Os diuréticos constituem uma estratégia terapêutica primordial e amplamente utilizada para o manejo da hipertensão arterial, dada sua eficácia em mitigar o volume plasmático e normalizar os níveis tensionais. Em casos de hipertensão refratária, a coadministração com outros agentes anti-hipertensivos é prática comum para otimizar a resposta clínica. Além da hipertensão arterial, estes compostos são vitais no tratamento de síndromes edematosas associadas à insuficiência cardíaca (IC), considerada a síndrome edematosa por excelência, onde a disfunção miocárdica ativa o SRAA, cirrose hepática, síndrome nefrótica e outras nefropatias. O efeito de redução do volume circulante e da resistência vascular periférica melhora a função miocárdica e aumenta a tolerância ao esforço físico (Blebea et al., 2025).

Adicionalmente, a utilização de diuréticos estende-se ao manejo da insuficiência renal (IR) e de desequilíbrios eletrolíticos. Determinados membros desta classe farmacológica são empregados para diminuir a excreção urinária de cálcio, o que pode ser preventivo na formação de cálculos renais, enquanto outros, por sua vez, promovem o aumento da excreção cálcica, sendo úteis no controle da hipercalcemia. Ademais, os diuréticos osmóticos e os diuréticos de alça são relevantes para a manutenção do fluxo urinário adequado e para a regulação de condições patológicas que estão associadas ao comprometimento da função renal (Blebea et al., 2025).

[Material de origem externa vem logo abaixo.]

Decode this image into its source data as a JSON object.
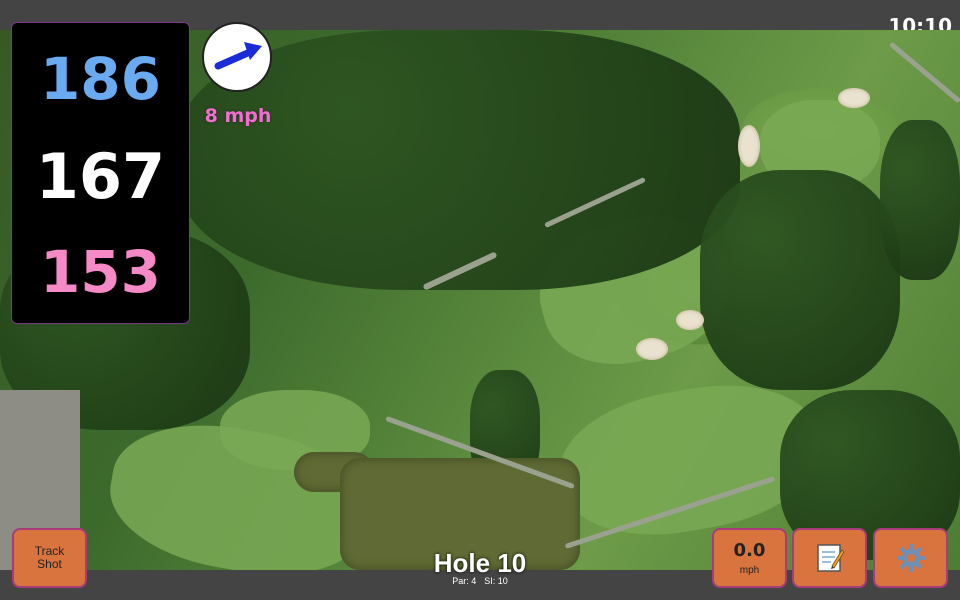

Em um contexto terapêutico que transcende as suas principais aplicações cardiovasculares e renais, os diuréticos tiazídicos têm sido investigados no tratamento da osteoporose em pacientes do sexo feminino na pós-menopausa, embora esta indicação específica ainda não possua a aprovação regulatória da Food and Drug Administration (FDA). Nestes casos, a administração pode ser feita como monoterapia ou em combinação com suplementos de cálcio ou estrogênio. Outro benefício notável refere-se à demonstração de que a hidroclorotiazida exibe efeitos favoráveis no manejo do diabetes insípido de etiologia tanto hipofisária quanto nefrogênica (Blebea et al., 2025).

Sendo assim, entende-se que os diuréticos exercem seus efeitos atuando em diferentes segmentos do néfron, alterando o equilíbrio de sódio, água e eletrólitos para promover a diurese. Eles são classificados com base em seu mecanismo de ação e no local de seu efeito dentro do néfron, sendo cada classe de diuréticos um mecanismo de ação distinto (Blebea et al., 2025).

2.     OSMÓTICOS

São substâncias que passam facilmente pelo glomérulo, têm baixa reabsorção nos túbulos renais e apresentam pouca atividade farmacológica direta. Seu efeito ocorre predominantemente na alça de Henle, onde promovem o aumento da eliminação urinária de diversos eletrólitos (Mancia et al., 2013).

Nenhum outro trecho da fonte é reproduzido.